On connaît les risques dans cette région, comme l'atteste l'agression dramatique d'Israël sur la population de Gaza. Les crimes commis dans la bande de Gaza sont innommables. Les membres d'une délégation de personnalités et d'élus qui s'y sont rendus la semaine dernière ont été très éprouvés par ce qu'ils ont vu et entendu. Ils décrivent l'état de dénuement et de détresse de la population de Gaza, le blocage de l'aide humanitaire, qui ne passe qu'au compte-gouttes, et le sentiment d'isolement de ce territoire, sur lequel s'est abattu pendant trois semaines un déluge de bombes israéliennes. Les traces d'un acharnement sur les civils ont été relevées, dans un territoire où la densité de population est très élevée. Des armes non conventionnelles ont été utilisées. Ces crimes de guerre atroces justifient que les coupables soient poursuivis et sanctionnés.

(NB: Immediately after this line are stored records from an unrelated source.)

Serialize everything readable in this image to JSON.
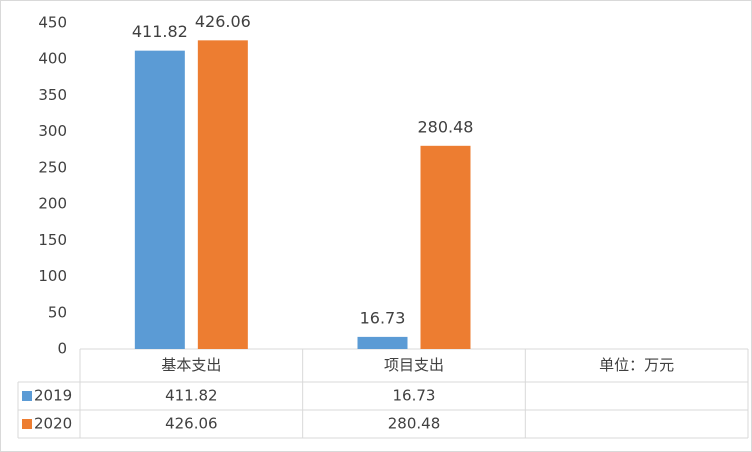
{
  "chart_data": {
    "type": "bar",
    "categories": [
      "基本支出",
      "项目支出",
      "单位：万元"
    ],
    "series": [
      {
        "name": "2019",
        "color": "#5b9bd5",
        "values": [
          411.82,
          16.73,
          null
        ]
      },
      {
        "name": "2020",
        "color": "#ed7d31",
        "values": [
          426.06,
          280.48,
          null
        ]
      }
    ],
    "ylim": [
      0,
      450
    ],
    "yticks": [
      0,
      50,
      100,
      150,
      200,
      250,
      300,
      350,
      400,
      450
    ],
    "grid": false,
    "data_table": true
  }
}
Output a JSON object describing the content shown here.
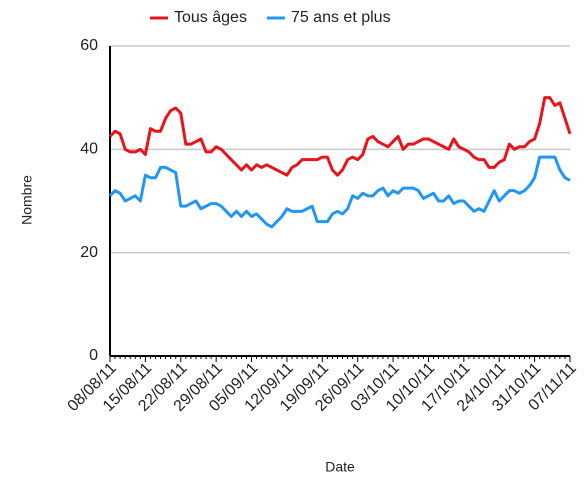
{
  "chart_data": {
    "type": "line",
    "y_label": "Nombre",
    "x_label": "Date",
    "categories": [
      "08/08/11",
      null,
      null,
      null,
      null,
      null,
      null,
      "15/08/11",
      null,
      null,
      null,
      null,
      null,
      null,
      "22/08/11",
      null,
      null,
      null,
      null,
      null,
      null,
      "29/08/11",
      null,
      null,
      null,
      null,
      null,
      null,
      "05/09/11",
      null,
      null,
      null,
      null,
      null,
      null,
      "12/09/11",
      null,
      null,
      null,
      null,
      null,
      null,
      "19/09/11",
      null,
      null,
      null,
      null,
      null,
      null,
      "26/09/11",
      null,
      null,
      null,
      null,
      null,
      null,
      "03/10/11",
      null,
      null,
      null,
      null,
      null,
      null,
      "10/10/11",
      null,
      null,
      null,
      null,
      null,
      null,
      "17/10/11",
      null,
      null,
      null,
      null,
      null,
      null,
      "24/10/11",
      null,
      null,
      null,
      null,
      null,
      null,
      "31/10/11",
      null,
      null,
      null,
      null,
      null,
      null,
      "07/11/11"
    ],
    "series": [
      {
        "name": "Tous âges",
        "color": "#e8141c",
        "values": [
          42.5,
          43.5,
          43,
          40,
          39.5,
          39.5,
          40,
          39,
          44,
          43.5,
          43.5,
          46,
          47.5,
          48,
          47,
          41,
          41,
          41.5,
          42,
          39.5,
          39.5,
          40.5,
          40,
          39,
          38,
          37,
          36,
          37,
          36,
          37,
          36.5,
          37,
          36.5,
          36,
          35.5,
          35,
          36.5,
          37,
          38,
          38,
          38,
          38,
          38.5,
          38.5,
          36,
          35,
          36,
          38,
          38.5,
          38,
          39,
          42,
          42.5,
          41.5,
          41,
          40.5,
          41.5,
          42.5,
          40,
          41,
          41,
          41.5,
          42,
          42,
          41.5,
          41,
          40.5,
          40,
          42,
          40.5,
          40,
          39.5,
          38.5,
          38,
          38,
          36.5,
          36.5,
          37.5,
          38,
          41,
          40,
          40.5,
          40.5,
          41.5,
          42,
          45,
          50,
          50,
          48.5,
          49,
          46,
          43
        ]
      },
      {
        "name": "75 ans et plus",
        "color": "#2196f3",
        "values": [
          31,
          32,
          31.5,
          30,
          30.5,
          31,
          30,
          35,
          34.5,
          34.5,
          36.5,
          36.5,
          36,
          35.5,
          29,
          29,
          29.5,
          30,
          28.5,
          29,
          29.5,
          29.5,
          29,
          28,
          27,
          28,
          27,
          28,
          27,
          27.5,
          26.5,
          25.5,
          25,
          26,
          27,
          28.5,
          28,
          28,
          28,
          28.5,
          29,
          26,
          26,
          26,
          27.5,
          28,
          27.5,
          28.5,
          31,
          30.5,
          31.5,
          31,
          31,
          32,
          32.5,
          31,
          32,
          31.5,
          32.5,
          32.5,
          32.5,
          32,
          30.5,
          31,
          31.5,
          30,
          30,
          31,
          29.5,
          30,
          30,
          29,
          28,
          28.5,
          28,
          30,
          32,
          30,
          31,
          32,
          32,
          31.5,
          32,
          33,
          34.5,
          38.5,
          38.5,
          38.5,
          38.5,
          36,
          34.5,
          34
        ]
      }
    ],
    "ylim": [
      0,
      60
    ],
    "yticks": [
      0,
      20,
      40,
      60
    ],
    "grid": true,
    "legend": "top"
  }
}
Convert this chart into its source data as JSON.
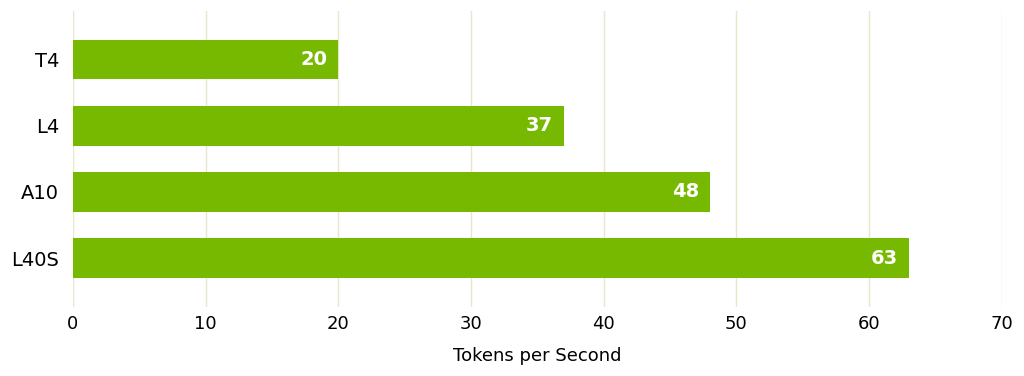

Le prétexte invoqué, la guerre contre le Hamas, ne tient pas davantage que celui de la chasse au Hezbollah. C'est pourquoi nous n'avons pas de raison de nous opposer à la poursuite de l'intervention de nos forces au Liban. Les parlementaires communistes, républicains et du parti de gauche proposent, du reste, l'envoi de troupes d'interposition pour sécuriser Gaza et la frontière d'Israël. Condition indispensable à l'arrêt durable des hostilités, l'envoi d'une telle force peut être le prélude à la formation d'un État palestinien dans les frontières de 1967.

Quant au Liban – mais cette remarque est valable pour beaucoup d'autres pays –, je suis convaincu que nous devons l'aider, d'une part, à mener sa reconstruction à bien et, d'autre part, à affirmer un État de droit indépendant, démocratique et non confessionnel, où seuls les pouvoirs publics disposent de la force armée. Toutefois, je précise que cela doit être le résultat d'un consensus politique interlibanais, qui ne peut être imposé par la force, sauf à prendre le risque d'une déstabilisation et de vives confrontations internes.

Telle est notre position sur la poursuite de ces trois OPEX multinationales. Je veux saluer à cette occasion la totale maîtrise de nos soldats dans la réalisation de leurs missions, qu'elles relèvent de l'humanitaire ou de l'utilisation de la force, quand ils y sont contraints.

Pour terminer, je réitère une demande urgente : la renégociation des accords de défense bilatéraux doit se faire dans la transparence et le Parlement doit être associé aux réflexions sur ces questions. Pour le moment, nous sommes encore loin des engagements du Président de la République.